Use the Spark shell with Databricks Connect for Python

Note

This article covers Databricks Connect for Databricks Runtime 13.0 and above.

This article covers how to use Databricks Connect for Python and the Spark shell. Databricks Connect enables you to connect popular applications to Databricks clusters. See What is Databricks Connect?.

Note

Before you begin to use Databricks Connect, you must set up the Databricks Connect client.

The Spark shell works with Databricks personal access token authentication authentication only.

To use Databricks Connect with the Spark shell and Python, follow these instructions.

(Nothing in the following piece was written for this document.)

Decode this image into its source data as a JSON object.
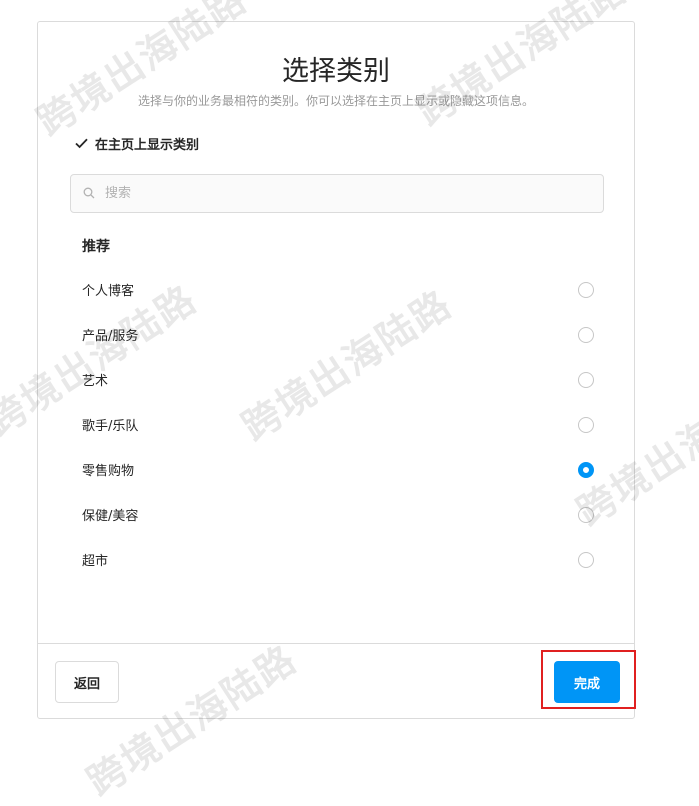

  1. To start the Spark shell and to connect it to your running cluster, run one of the following commands from your activated Python virtual environment:

    If you set the SPARK_REMOTE environment variable earlier, run the following command:

    pyspark
    

    If you did not set the SPARK_REMOTE environment variable earlier, run the following command instead:

    pyspark --remote "sc://<workspace-instance-name>:443/;token=<access-token-value>;x-databricks-cluster-id=<cluster-id>"
    

    The Spark shell appears, for example:

    Python 3.10 ...
    [Clang ...] on darwin
    Type "help", "copyright", "credits" or "license" for more information.
    Welcome to
         ____              __
        / __/__  ___ _____/ /__
       _\ \/ _ \/ _ `/ __/  '_/
      /__ / .__/\_,_/_/ /_/\_\   version 13.x.dev0
         /_/
    
    Using Python version 3.10 ...
    Client connected to the Spark Connect server at sc://...:.../;token=...;x-databricks-cluster-id=...
    SparkSession available as 'spark'.
    >>>
    
  2. Refer to Interactive Analysis with the Spark Shell for information about how to use the Spark shell with Python to run commands on your cluster.

    Use the built-in spark variable to represent the SparkSession on your running cluster, for example:

    >>> df = spark.read.table("samples.nyctaxi.trips")
    >>> df.show(5)
    +--------------------+---------------------+-------------+-----------+----------+-----------+
    |tpep_pickup_datetime|tpep_dropoff_datetime|trip_distance|fare_amount|pickup_zip|dropoff_zip|
    +--------------------+---------------------+-------------+-----------+----------+-----------+
    | 2016-02-14 16:52:13|  2016-02-14 17:16:04|         4.94|       19.0|     10282|      10171|
    | 2016-02-04 18:44:19|  2016-02-04 18:46:00|         0.28|        3.5|     10110|      10110|
    | 2016-02-17 17:13:57|  2016-02-17 17:17:55|          0.7|        5.0|     10103|      10023|
    | 2016-02-18 10:36:07|  2016-02-18 10:41:45|          0.8|        6.0|     10022|      10017|
    | 2016-02-22 14:14:41|  2016-02-22 14:31:52|         4.51|       17.0|     10110|      10282|
    +--------------------+---------------------+-------------+-----------+----------+-----------+
    only showing top 5 rows
    

    All Python code runs locally, while all PySpark code involving DataFrame operations runs on the cluster in the remote Databricks workspace and run responses are sent back to the local caller.

  3. To stop the Spark shell, press Ctrl + d or Ctrl + z, or run the command quit() or exit().